Rough times could be ahead for the nation’s hog producers.
Chris Hurt, Extension livestock marketing economist at Purdue University in West Lafayette, Ind., says the combination of high hog numbers, record feed costs and sow liquidation will result in huge losses in the coming months.
“Losses in the final quarter of this year could be $60 per head, exceeding the previous record quarterly losses of $45 per head in the fall of 1998,” he says. Hurt says slaughter numbers over the past couple of weeks have been up 6 percent. Most numbers indicated only a 1 percent increase was expected.
“This has caused a $10 per hundredweight drop in live prices since late July with prices now in the low-$60s,” he says.
“The source of those extra hogs is probably related to some delayed marketings due to the summer heat, to a desire to sell pigs more quickly before prices really tumble moving into fall and to higher sow slaughter.”
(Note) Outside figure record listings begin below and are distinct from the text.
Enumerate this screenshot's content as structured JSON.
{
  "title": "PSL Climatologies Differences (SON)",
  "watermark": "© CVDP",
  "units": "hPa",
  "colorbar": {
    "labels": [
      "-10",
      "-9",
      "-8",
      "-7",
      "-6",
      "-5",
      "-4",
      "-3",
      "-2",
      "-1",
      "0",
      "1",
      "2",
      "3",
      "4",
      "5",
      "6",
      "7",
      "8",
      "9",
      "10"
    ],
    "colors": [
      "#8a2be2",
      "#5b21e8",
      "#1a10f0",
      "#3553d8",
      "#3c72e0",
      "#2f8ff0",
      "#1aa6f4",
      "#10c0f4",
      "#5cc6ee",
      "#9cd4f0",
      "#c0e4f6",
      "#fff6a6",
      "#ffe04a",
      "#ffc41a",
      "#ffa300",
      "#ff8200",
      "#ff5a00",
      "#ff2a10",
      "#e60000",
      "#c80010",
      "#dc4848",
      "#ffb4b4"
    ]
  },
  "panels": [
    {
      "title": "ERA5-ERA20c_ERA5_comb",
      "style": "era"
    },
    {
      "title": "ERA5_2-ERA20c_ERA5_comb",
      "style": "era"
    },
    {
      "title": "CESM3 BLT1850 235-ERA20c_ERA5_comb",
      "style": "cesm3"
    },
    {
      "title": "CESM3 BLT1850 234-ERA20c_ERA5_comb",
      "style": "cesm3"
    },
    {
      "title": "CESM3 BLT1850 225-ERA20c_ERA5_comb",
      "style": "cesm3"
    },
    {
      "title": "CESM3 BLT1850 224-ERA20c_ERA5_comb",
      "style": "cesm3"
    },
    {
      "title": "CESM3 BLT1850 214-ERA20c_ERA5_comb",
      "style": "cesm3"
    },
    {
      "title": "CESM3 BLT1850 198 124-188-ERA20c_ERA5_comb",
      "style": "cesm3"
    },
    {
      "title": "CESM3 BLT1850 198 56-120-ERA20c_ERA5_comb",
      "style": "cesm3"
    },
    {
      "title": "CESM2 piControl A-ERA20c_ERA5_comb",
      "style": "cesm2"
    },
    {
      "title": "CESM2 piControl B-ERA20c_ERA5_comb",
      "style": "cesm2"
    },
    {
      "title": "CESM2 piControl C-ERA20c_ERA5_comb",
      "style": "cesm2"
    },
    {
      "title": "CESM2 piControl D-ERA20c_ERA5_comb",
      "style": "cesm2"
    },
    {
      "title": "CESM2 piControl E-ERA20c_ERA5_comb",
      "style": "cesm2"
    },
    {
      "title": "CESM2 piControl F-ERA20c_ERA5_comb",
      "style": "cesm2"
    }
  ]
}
Hurt expects cash prices over the fourth quarter to average in the mid-$50s. He says production costs will likely be above $75 per hundredweight for the remainder of the year.
Summer losses are expected to be about $30 per head. Hurt says losses in the first quarter of 2013 will be nearly $38 per head with second-quarter losses falling to $5 per head.
“Over this one-year span, losses may average about $33 per head. That means total losses of around $4 billion for the U.S. industry.”
Hurt says most data indicates sow liquidation began in early August, and has continued to grow. He says roughly 30,000 sows were liquidated in August.
“This would represent a reduction of about 0.6 percent of the national sow head in one month. This rate will continue, and perhaps even increase, if corn prices stay at current levels or move higher.
“The breeding herd may decline by 4 to 6 percent in the six months from August 2012 through January 2013.” Hurt expects that rate to slow after the first of the year.
“The dilemma for the industry is that the enormous losses are going to occur for pigs that are already born. Continued liquidation of sows will not reduce slaughter numbers until next summer and so does not address the short-term financial disaster.”
He says lower slaughter weights could help through less feed use and shorter pork supplies, but adds packers would to agree to lower weights to avoiding sharp discounts for lighter pigs.
Hurt says the red ink could result in severe equity loss for producers. Hog production could become profitable again next summer if feed costs are lower, he adds.